Peter Bieri führt uns entschieden zu Frage: Wer will ich sein, wer kann ich sein, wer bin ich…

Wir wollen Regeln selber bestimmen bzw. mit bestimmen. Und dann einsehen: Ja, das sind auch unsere Regeln, auch wenn sie von anderen formuliert wurden.

Wichtiger ist noch: Innere Selbständigkeit.

Wir wollen uns selbst kennen, uns selbst kritisch sehen, unser Selbst dabei sehen.

Wir beginnen unsere Selbstbestimmung nie am Nullpunkt. Wir sind immer schon vorgeprägt… Es gilt, den Sinn für das Mögliche zu entwickeln. Was kann ich noch wollen unter den Bedingungen, unter denen ich (gebunden) lebe. .

Ich mache mich selbst zum Thema: Ich reflektiere. Ich denke mein Denken. Ich denke mein Fühlen.

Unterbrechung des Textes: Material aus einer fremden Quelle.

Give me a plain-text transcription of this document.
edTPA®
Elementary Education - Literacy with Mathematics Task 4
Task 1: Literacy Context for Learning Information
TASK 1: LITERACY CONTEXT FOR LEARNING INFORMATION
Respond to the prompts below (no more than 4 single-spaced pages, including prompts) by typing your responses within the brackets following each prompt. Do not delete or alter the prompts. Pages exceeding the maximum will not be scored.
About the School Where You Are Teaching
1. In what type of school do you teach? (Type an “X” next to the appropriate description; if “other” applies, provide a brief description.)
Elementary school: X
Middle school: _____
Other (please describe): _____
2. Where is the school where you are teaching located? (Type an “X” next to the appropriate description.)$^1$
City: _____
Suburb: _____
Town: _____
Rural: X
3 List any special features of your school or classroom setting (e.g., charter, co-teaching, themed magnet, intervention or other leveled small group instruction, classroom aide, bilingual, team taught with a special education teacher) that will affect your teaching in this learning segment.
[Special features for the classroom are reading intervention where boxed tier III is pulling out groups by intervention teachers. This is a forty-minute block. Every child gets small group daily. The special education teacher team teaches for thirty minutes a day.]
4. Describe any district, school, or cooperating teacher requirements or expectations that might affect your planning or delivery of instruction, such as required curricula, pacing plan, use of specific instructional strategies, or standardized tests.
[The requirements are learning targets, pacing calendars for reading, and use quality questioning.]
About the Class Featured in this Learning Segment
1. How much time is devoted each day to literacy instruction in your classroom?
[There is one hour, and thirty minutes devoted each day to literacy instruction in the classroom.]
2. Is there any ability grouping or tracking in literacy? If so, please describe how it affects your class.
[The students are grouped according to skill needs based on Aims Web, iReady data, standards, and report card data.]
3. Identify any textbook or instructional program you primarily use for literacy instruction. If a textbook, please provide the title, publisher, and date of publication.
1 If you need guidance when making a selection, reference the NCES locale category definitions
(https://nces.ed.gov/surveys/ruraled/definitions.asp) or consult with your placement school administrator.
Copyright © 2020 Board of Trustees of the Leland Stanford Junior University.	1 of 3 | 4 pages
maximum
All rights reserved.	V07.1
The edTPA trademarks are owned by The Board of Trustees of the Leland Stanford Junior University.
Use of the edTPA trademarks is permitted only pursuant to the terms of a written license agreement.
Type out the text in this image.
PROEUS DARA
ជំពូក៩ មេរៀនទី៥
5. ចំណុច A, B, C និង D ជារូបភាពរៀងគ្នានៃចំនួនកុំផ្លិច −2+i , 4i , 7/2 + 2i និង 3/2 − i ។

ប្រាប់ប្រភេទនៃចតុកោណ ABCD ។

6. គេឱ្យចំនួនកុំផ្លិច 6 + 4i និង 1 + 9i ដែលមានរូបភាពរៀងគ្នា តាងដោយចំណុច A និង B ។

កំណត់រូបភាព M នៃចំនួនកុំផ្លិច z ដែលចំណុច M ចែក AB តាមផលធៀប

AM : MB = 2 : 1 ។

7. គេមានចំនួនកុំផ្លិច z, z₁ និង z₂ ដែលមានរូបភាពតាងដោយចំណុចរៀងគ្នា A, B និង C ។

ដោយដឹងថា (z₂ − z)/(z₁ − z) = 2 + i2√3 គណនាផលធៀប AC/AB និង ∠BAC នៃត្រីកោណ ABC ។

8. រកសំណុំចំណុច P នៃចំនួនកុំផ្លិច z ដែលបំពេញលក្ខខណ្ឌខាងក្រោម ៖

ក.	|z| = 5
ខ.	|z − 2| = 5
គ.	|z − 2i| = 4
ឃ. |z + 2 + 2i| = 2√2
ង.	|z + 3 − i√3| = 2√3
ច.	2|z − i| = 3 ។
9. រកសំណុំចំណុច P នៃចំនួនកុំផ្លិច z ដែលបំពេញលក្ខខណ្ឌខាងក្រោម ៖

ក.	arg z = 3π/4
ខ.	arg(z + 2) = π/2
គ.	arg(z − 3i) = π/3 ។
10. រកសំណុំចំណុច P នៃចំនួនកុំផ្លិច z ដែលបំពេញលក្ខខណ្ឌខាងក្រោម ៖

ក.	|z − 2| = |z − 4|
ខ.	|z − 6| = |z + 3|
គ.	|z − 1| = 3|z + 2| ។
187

Ich denke mein Tun. Ich beziehe mich auf mich. Das ist der Kern. Denn bei der Reflexion sehe ich,  dass ich auch anders denken und handeln könnte. Ich verstehe, wer ich bin, sehe eine Art Selbstbildnis von mir. Kann ich in meinem Tun meinem Selbstbildnis entsprechen?

Das erfordert: Aktivität, „Arbeit“, innerer UMBAU, gegen die innere Monotonie, gegen das Erstarrte.

Monotonie hat etwas mit der Zeit Erfahrung zu tun: Die sich stets wiederholende Zeit, der starre Rhythmus, der krank macht.

Das Hineingestelltsein in die Zeit: Können wir in der Zeit glücklich sein? Herrscht die Zeit über uns? Offenbar haben seelische Erkrankungen mit dem „einseitigen“, kankmachenden Umgang mit Zeit zu tun, etwa in der starren Bindung an (meine) Vergangenheit. Psychotiker etwa beklagen den Stillstand ihrer Lebenszeit, sie erleben diese Zeiterfahrung als Ohnmacht.

Aber müssen wir das unabwerfbare Hineingestelltsein in die Zeit immer negativ, als entfremdend, deuten? Wäre Zeit nicht auch ein eher neutrales Phänomen, ein „neutrales“ „Apriori“ (Kant)?

Die zentrale Frage bleibt: Wie kann ich die „Regie“ in meinem Leben entdecken oder wieder entdecken?